Discover who your customers really are
Data mining helps users find hidden patterns and useful business information in large data sets. Corporations can use these patterns and rules to improve their marketing, sales, and customer-support operations by better understanding their customers. These patterns can help solve many business problems, such as figuring out which customers are most likely to leave or discovering what other products certain customers are most likely to be interested in. In these scenarios, the key activities are discovering inherent (but not always obvious) patterns in the data and then, based on the patterns, making predictions.
In today's e-business environment, data mining is beginning to garner more attention. Many organizations are realizing that it has the potential to be an essential component of their IT architecture and business-development strategy. Because data mining is about exploration and analysis, either by automatic or semiautomatic means, large quantities of data can help business analysts uncover meaningful patterns and rules. Corporations have accumulated very large databases from enterprise resource planning (ERP) or customer relationship management (CRM) applications and other operational systems. Data-mining techniques can help you put your data to work as you extract the patterns.

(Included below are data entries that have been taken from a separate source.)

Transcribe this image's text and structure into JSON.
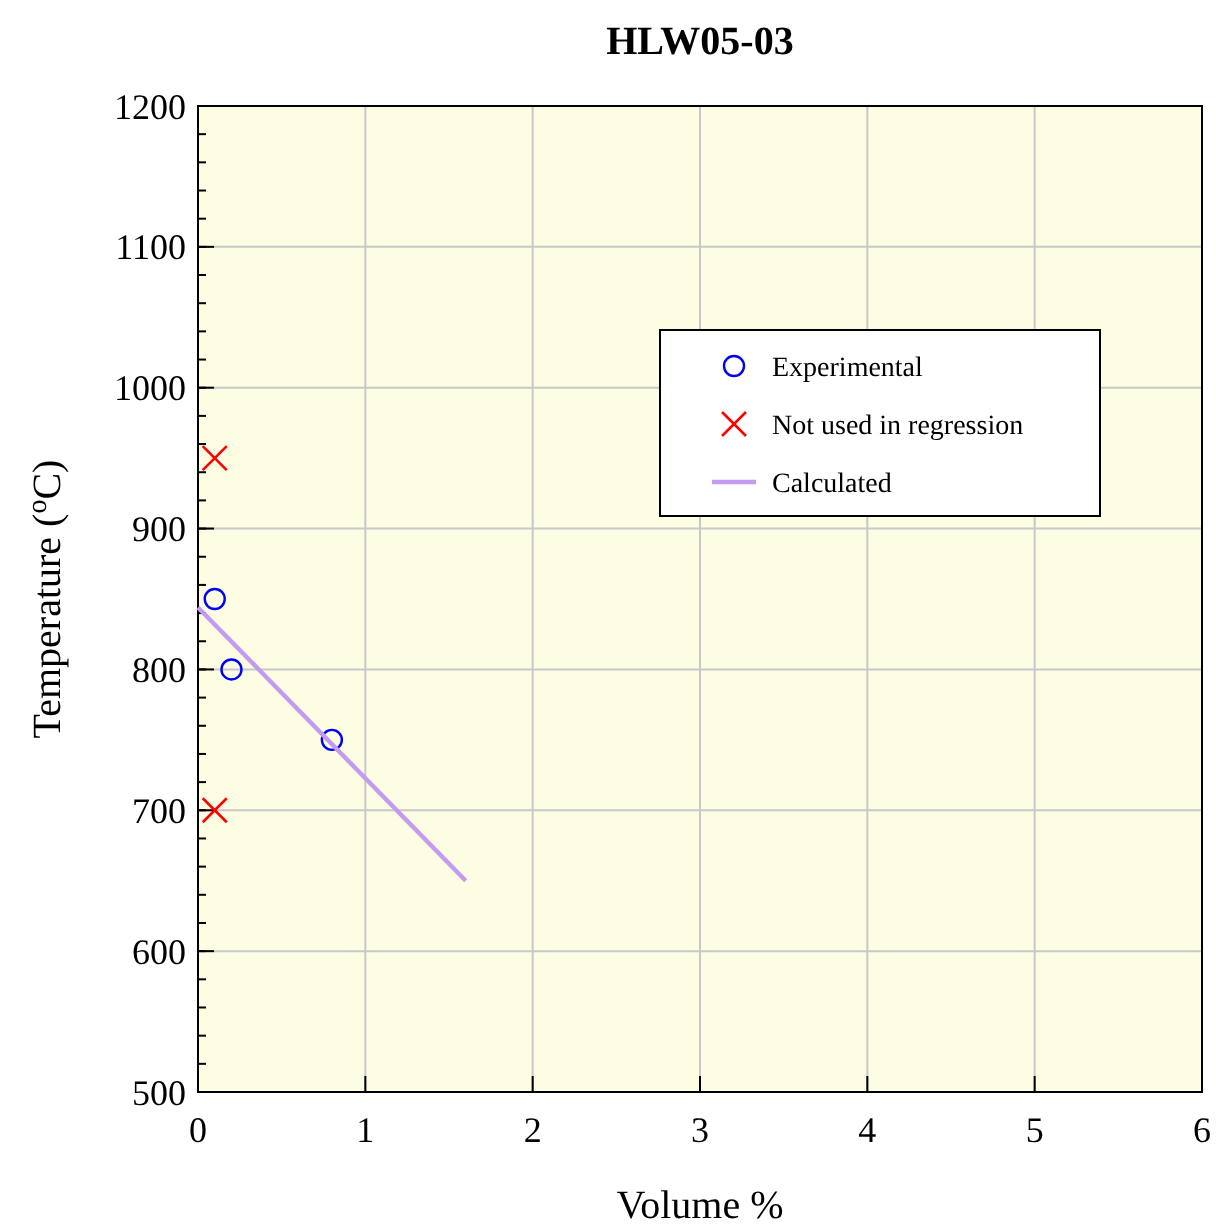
{
  "chart_data": {
    "type": "scatter",
    "title": "HLW05-03",
    "xlabel": "Volume %",
    "ylabel": "Temperature  ($^{o}$C)",
    "xlim": [
      0,
      6
    ],
    "xticks": [
      0,
      1,
      2,
      3,
      4,
      5,
      6
    ],
    "ylim": [
      500,
      1200
    ],
    "yticks": [
      500,
      600,
      700,
      800,
      900,
      1000,
      1100,
      1200
    ],
    "grid": true,
    "legend": "right",
    "series": [
      {
        "name": "Experimental",
        "color": "#0000ff",
        "marker": "circle",
        "x": [
          0.1,
          0.2,
          0.8
        ],
        "values": [
          850,
          800,
          750
        ]
      },
      {
        "name": "Not used in regression",
        "color": "#ff0000",
        "marker": "cross",
        "x": [
          0.1,
          0.1
        ],
        "values": [
          950,
          700
        ]
      },
      {
        "name": "Calculated",
        "type": "line",
        "color": "#c39bf0",
        "marker": "none",
        "x": [
          0,
          1.6
        ],
        "values": [
          844,
          650
        ]
      }
    ]
  }
}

With SQL Server 2000, Microsoft introduced data-mining functionality as part of Analysis Services. Besides adding this functionality to SQL Server 2000, Microsoft joined several leading data-mining providers to initiate the OLE DB for Data Mining API. The API defines a data-mining query language (OLE DB for Data Mining Query Language) that's based on SQL syntax. This language treats data-mining models as a special type of relational table and treats prediction operations as a special kind of join. For explanations of the terms used in this article, see the sidebar "Data-Mining Terminology," page 40. Analysis Services includes the Microsoft data-mining provider, which is based on the OLE DB for Data Mining standard. The new provider includes two data-mining algorithms: Microsoft Decision Trees (MDT) and Microsoft Clustering. Let's look at how you can use each of them to solve typical business problems.
Microsoft Data-Mining Algorithms
Analysis Services ships with the MDT and Microsoft Clustering algorithms, which are the result of many years of research at Microsoft. Let's look briefly at both algorithms. You can find more information about these algorithms at http://citeseer.nj.nec.com/bradley98scaling.html and http://www.acm.org/sigmod/disc/p_scalableclassifsuj.htm.

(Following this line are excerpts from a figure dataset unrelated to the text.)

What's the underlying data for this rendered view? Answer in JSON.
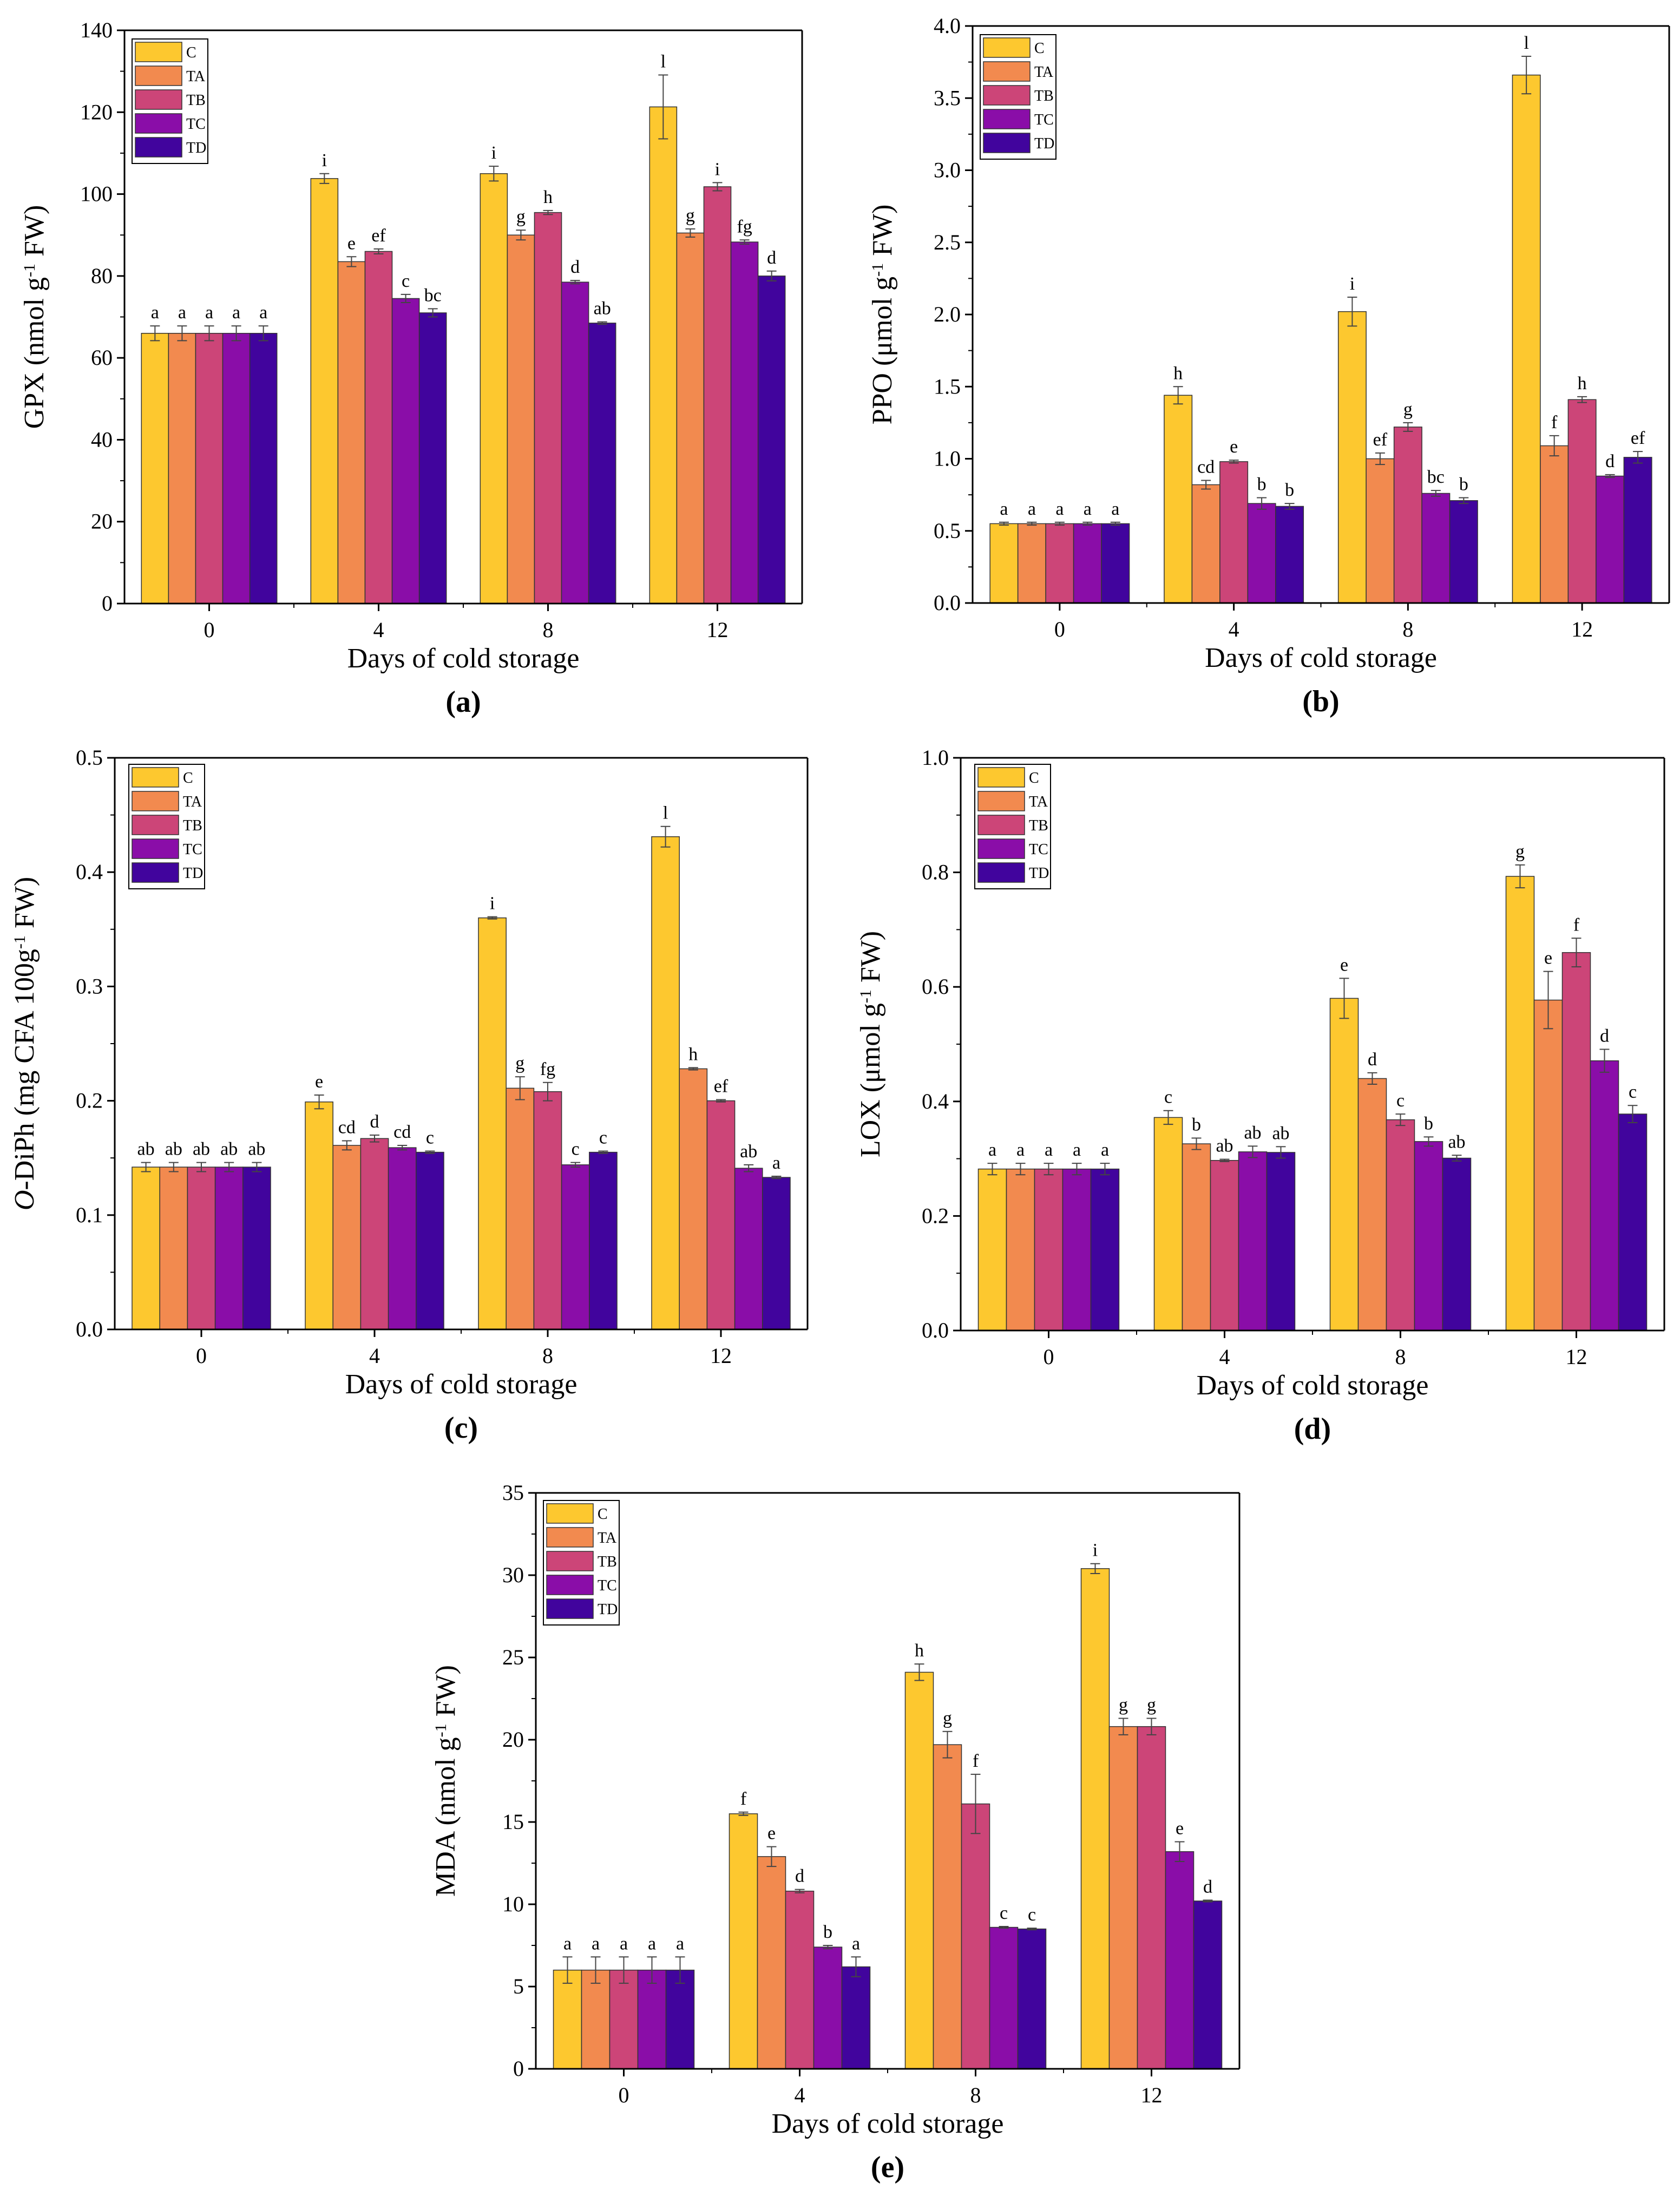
{
  "figure": {
    "series_colors": [
      "#FDC82F",
      "#F28A4F",
      "#CC4578",
      "#8A0DA8",
      "#41049D"
    ],
    "bar_edge_color": "#333333"
  },
  "chart_data": [
    {
      "id": "a",
      "panel_label": "(a)",
      "type": "bar",
      "title": "",
      "xlabel": "Days of cold storage",
      "ylabel_html": "GPX (nmol g<tspan baseline-shift=\"super\" font-size=\"30\">-1</tspan> FW)",
      "ylabel": "GPX (nmol g-1 FW)",
      "categories": [
        "0",
        "4",
        "8",
        "12"
      ],
      "ylim": [
        0,
        140
      ],
      "yticks": [
        0,
        20,
        40,
        60,
        80,
        100,
        120,
        140
      ],
      "ytick_labels": [
        "0",
        "20",
        "40",
        "60",
        "80",
        "100",
        "120",
        "140"
      ],
      "legend": [
        "C",
        "TA",
        "TB",
        "TC",
        "TD"
      ],
      "series": [
        {
          "name": "C",
          "values": [
            66,
            103.8,
            105,
            121.3
          ],
          "errors": [
            1.8,
            1.2,
            1.8,
            7.8
          ],
          "letters": [
            "a",
            "i",
            "i",
            "l"
          ]
        },
        {
          "name": "TA",
          "values": [
            66,
            83.5,
            90,
            90.5
          ],
          "errors": [
            1.8,
            1.2,
            1.2,
            1.0
          ],
          "letters": [
            "a",
            "e",
            "g",
            "g"
          ]
        },
        {
          "name": "TB",
          "values": [
            66,
            86,
            95.5,
            101.8
          ],
          "errors": [
            1.8,
            0.6,
            0.5,
            1.0
          ],
          "letters": [
            "a",
            "ef",
            "h",
            "i"
          ]
        },
        {
          "name": "TC",
          "values": [
            66,
            74.5,
            78.5,
            88.3
          ],
          "errors": [
            1.8,
            1.0,
            0.4,
            0.5
          ],
          "letters": [
            "a",
            "c",
            "d",
            "fg"
          ]
        },
        {
          "name": "TD",
          "values": [
            66,
            71,
            68.5,
            80
          ],
          "errors": [
            1.8,
            1.0,
            0.3,
            1.2
          ],
          "letters": [
            "a",
            "bc",
            "ab",
            "d"
          ]
        }
      ]
    },
    {
      "id": "b",
      "panel_label": "(b)",
      "type": "bar",
      "title": "",
      "xlabel": "Days of cold storage",
      "ylabel_html": "PPO (μmol g<tspan baseline-shift=\"super\" font-size=\"30\">-1</tspan> FW)",
      "ylabel": "PPO (μmol g-1 FW)",
      "categories": [
        "0",
        "4",
        "8",
        "12"
      ],
      "ylim": [
        0,
        4.0
      ],
      "yticks": [
        0,
        0.5,
        1.0,
        1.5,
        2.0,
        2.5,
        3.0,
        3.5,
        4.0
      ],
      "ytick_labels": [
        "0.0",
        "0.5",
        "1.0",
        "1.5",
        "2.0",
        "2.5",
        "3.0",
        "3.5",
        "4.0"
      ],
      "legend": [
        "C",
        "TA",
        "TB",
        "TC",
        "TD"
      ],
      "series": [
        {
          "name": "C",
          "values": [
            0.55,
            1.44,
            2.02,
            3.66
          ],
          "errors": [
            0.01,
            0.06,
            0.1,
            0.13
          ],
          "letters": [
            "a",
            "h",
            "i",
            "l"
          ]
        },
        {
          "name": "TA",
          "values": [
            0.55,
            0.82,
            1.0,
            1.09
          ],
          "errors": [
            0.01,
            0.03,
            0.04,
            0.07
          ],
          "letters": [
            "a",
            "cd",
            "ef",
            "f"
          ]
        },
        {
          "name": "TB",
          "values": [
            0.55,
            0.98,
            1.22,
            1.41
          ],
          "errors": [
            0.01,
            0.01,
            0.03,
            0.02
          ],
          "letters": [
            "a",
            "e",
            "g",
            "h"
          ]
        },
        {
          "name": "TC",
          "values": [
            0.55,
            0.69,
            0.76,
            0.88
          ],
          "errors": [
            0.01,
            0.04,
            0.02,
            0.01
          ],
          "letters": [
            "a",
            "b",
            "bc",
            "d"
          ]
        },
        {
          "name": "TD",
          "values": [
            0.55,
            0.67,
            0.71,
            1.01
          ],
          "errors": [
            0.01,
            0.02,
            0.02,
            0.04
          ],
          "letters": [
            "a",
            "b",
            "b",
            "ef"
          ]
        }
      ]
    },
    {
      "id": "c",
      "panel_label": "(c)",
      "type": "bar",
      "title": "",
      "xlabel": "Days of cold storage",
      "ylabel_html": "<tspan font-style=\"italic\">O</tspan>-DiPh (mg CFA 100g<tspan baseline-shift=\"super\" font-size=\"30\">-1</tspan> FW)",
      "ylabel": "O-DiPh (mg CFA 100g-1 FW)",
      "categories": [
        "0",
        "4",
        "8",
        "12"
      ],
      "ylim": [
        0,
        0.5
      ],
      "yticks": [
        0,
        0.1,
        0.2,
        0.3,
        0.4,
        0.5
      ],
      "ytick_labels": [
        "0.0",
        "0.1",
        "0.2",
        "0.3",
        "0.4",
        "0.5"
      ],
      "legend": [
        "C",
        "TA",
        "TB",
        "TC",
        "TD"
      ],
      "series": [
        {
          "name": "C",
          "values": [
            0.142,
            0.199,
            0.36,
            0.431
          ],
          "errors": [
            0.004,
            0.006,
            0.001,
            0.009
          ],
          "letters": [
            "ab",
            "e",
            "i",
            "l"
          ]
        },
        {
          "name": "TA",
          "values": [
            0.142,
            0.161,
            0.211,
            0.228
          ],
          "errors": [
            0.004,
            0.004,
            0.01,
            0.001
          ],
          "letters": [
            "ab",
            "cd",
            "g",
            "h"
          ]
        },
        {
          "name": "TB",
          "values": [
            0.142,
            0.167,
            0.208,
            0.2
          ],
          "errors": [
            0.004,
            0.003,
            0.008,
            0.001
          ],
          "letters": [
            "ab",
            "d",
            "fg",
            "ef"
          ]
        },
        {
          "name": "TC",
          "values": [
            0.142,
            0.159,
            0.144,
            0.141
          ],
          "errors": [
            0.004,
            0.002,
            0.002,
            0.003
          ],
          "letters": [
            "ab",
            "cd",
            "c",
            "ab"
          ]
        },
        {
          "name": "TD",
          "values": [
            0.142,
            0.155,
            0.155,
            0.133
          ],
          "errors": [
            0.004,
            0.001,
            0.001,
            0.001
          ],
          "letters": [
            "ab",
            "c",
            "c",
            "a"
          ]
        }
      ]
    },
    {
      "id": "d",
      "panel_label": "(d)",
      "type": "bar",
      "title": "",
      "xlabel": "Days of cold storage",
      "ylabel_html": "LOX (μmol g<tspan baseline-shift=\"super\" font-size=\"30\">-1</tspan> FW)",
      "ylabel": "LOX (μmol g-1 FW)",
      "categories": [
        "0",
        "4",
        "8",
        "12"
      ],
      "ylim": [
        0,
        1.0
      ],
      "yticks": [
        0,
        0.2,
        0.4,
        0.6,
        0.8,
        1.0
      ],
      "ytick_labels": [
        "0.0",
        "0.2",
        "0.4",
        "0.6",
        "0.8",
        "1.0"
      ],
      "legend": [
        "C",
        "TA",
        "TB",
        "TC",
        "TD"
      ],
      "series": [
        {
          "name": "C",
          "values": [
            0.282,
            0.372,
            0.58,
            0.793
          ],
          "errors": [
            0.01,
            0.012,
            0.035,
            0.02
          ],
          "letters": [
            "a",
            "c",
            "e",
            "g"
          ]
        },
        {
          "name": "TA",
          "values": [
            0.282,
            0.326,
            0.44,
            0.577
          ],
          "errors": [
            0.01,
            0.01,
            0.01,
            0.05
          ],
          "letters": [
            "a",
            "b",
            "d",
            "e"
          ]
        },
        {
          "name": "TB",
          "values": [
            0.282,
            0.297,
            0.368,
            0.66
          ],
          "errors": [
            0.01,
            0.002,
            0.01,
            0.025
          ],
          "letters": [
            "a",
            "ab",
            "c",
            "f"
          ]
        },
        {
          "name": "TC",
          "values": [
            0.282,
            0.312,
            0.33,
            0.471
          ],
          "errors": [
            0.01,
            0.01,
            0.008,
            0.02
          ],
          "letters": [
            "a",
            "ab",
            "b",
            "d"
          ]
        },
        {
          "name": "TD",
          "values": [
            0.282,
            0.311,
            0.301,
            0.378
          ],
          "errors": [
            0.01,
            0.01,
            0.005,
            0.015
          ],
          "letters": [
            "a",
            "ab",
            "ab",
            "c"
          ]
        }
      ]
    },
    {
      "id": "e",
      "panel_label": "(e)",
      "type": "bar",
      "title": "",
      "xlabel": "Days of cold storage",
      "ylabel_html": "MDA (nmol g<tspan baseline-shift=\"super\" font-size=\"30\">-1</tspan> FW)",
      "ylabel": "MDA (nmol g-1 FW)",
      "categories": [
        "0",
        "4",
        "8",
        "12"
      ],
      "ylim": [
        0,
        35
      ],
      "yticks": [
        0,
        5,
        10,
        15,
        20,
        25,
        30,
        35
      ],
      "ytick_labels": [
        "0",
        "5",
        "10",
        "15",
        "20",
        "25",
        "30",
        "35"
      ],
      "legend": [
        "C",
        "TA",
        "TB",
        "TC",
        "TD"
      ],
      "series": [
        {
          "name": "C",
          "values": [
            6,
            15.5,
            24.1,
            30.4
          ],
          "errors": [
            0.8,
            0.1,
            0.5,
            0.3
          ],
          "letters": [
            "a",
            "f",
            "h",
            "i"
          ]
        },
        {
          "name": "TA",
          "values": [
            6,
            12.9,
            19.7,
            20.8
          ],
          "errors": [
            0.8,
            0.6,
            0.8,
            0.5
          ],
          "letters": [
            "a",
            "e",
            "g",
            "g"
          ]
        },
        {
          "name": "TB",
          "values": [
            6,
            10.8,
            16.1,
            20.8
          ],
          "errors": [
            0.8,
            0.1,
            1.8,
            0.5
          ],
          "letters": [
            "a",
            "d",
            "f",
            "g"
          ]
        },
        {
          "name": "TC",
          "values": [
            6,
            7.4,
            8.6,
            13.2
          ],
          "errors": [
            0.8,
            0.1,
            0.05,
            0.6
          ],
          "letters": [
            "a",
            "b",
            "c",
            "e"
          ]
        },
        {
          "name": "TD",
          "values": [
            6,
            6.2,
            8.5,
            10.2
          ],
          "errors": [
            0.8,
            0.6,
            0.05,
            0.05
          ],
          "letters": [
            "a",
            "a",
            "c",
            "d"
          ]
        }
      ]
    }
  ]
}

MDT. The decision tree is probably the most popular technique for predictive modeling. To understand the basic workings of the decision-tree algorithm, let's look at an example. Table 1 shows a set of data that you could use to predict credit risk. In this example, we generated hypothetical information about customers, including their debt level, income level, type of employment, and an evaluation of their credit risk. Figure 1 shows a decision tree that results from this data.
In this example, the decision-tree algorithm might determine that the most significant attribute for predicting credit risk is debt level. The algorithm therefore makes the first split in the decision tree based on debt level. One of the two new nodes (Debt = High) is a leaf node containing three cases with bad credit and no cases with good credit. In this example, a high debt level is a perfect predictor of a bad credit risk. The other node (Debt = Low) is still mixed, having three good credit cases and one bad. The decision-tree algorithm then chooses employment type as the next most significant predictor of credit risk. The split on employment type has two leaf nodes that show that the self-employed people in this example have a higher bad-credit probability.
For the example, we used a small amount of synthetic data to illustrate how the decision tree can use known attributes of credit applicants to predict credit risk. In reality, each credit applicant would typically have far more attributes and the number of applicants would be very large. When the scale of the problem expands, manually extracting the rules that identify good and bad credit risks becomes difficult. But the MDT algorithm can consider hundreds of attributes and millions of records to generate a decision tree that describes rules for credit-risk prediction.
Microsoft Clustering. The Microsoft Clustering algorithm is based on the Expectation and Maximization (EM) algorithm. The EM algorithm iterates between two steps. In the first stepthe "expectation" stepthe algorithm calculates the cluster membership of each case. The cluster membership is the probability that a case belongs to a given cluster. In the second step ("maximization"), the algorithm uses these cluster memberships to reestimate the models' parameters, such as the location and scale parameters of Gaussian distribution.
Figure 2 shows a few iterations of the EM algorithm for a one-dimensional data set. The algorithm assumes that the data is drawn from a mixture of Gaussian distributions, more commonly known as bell curves. In the first row of Figure 2, the algorithm initializes the mixture distribution, which is the mixture of several bell curves here. In the second and third rows, the algorithm modifies the mixture distribution based on the data. The iteration stops when it meets specified stopping criteriafor example, when it reaches a certain likelihood-of-improvement rate between iterations.
Most clustering algorithms load all data points into memory, which causes serious scalability problems when you're processing a large data set. However, the Microsoft Clustering algorithm uses a scalable framework that selectively stores important portions of the database and summarizes other portions. The algorithm basically loads data into memory buffers in chunks and, based on the updated data-mining model, summarizes cases that are close together in a Gaussian distribution, thereby compressing those cases. Therefore, the Microsoft Clustering algorithm needs to scan the raw data only once.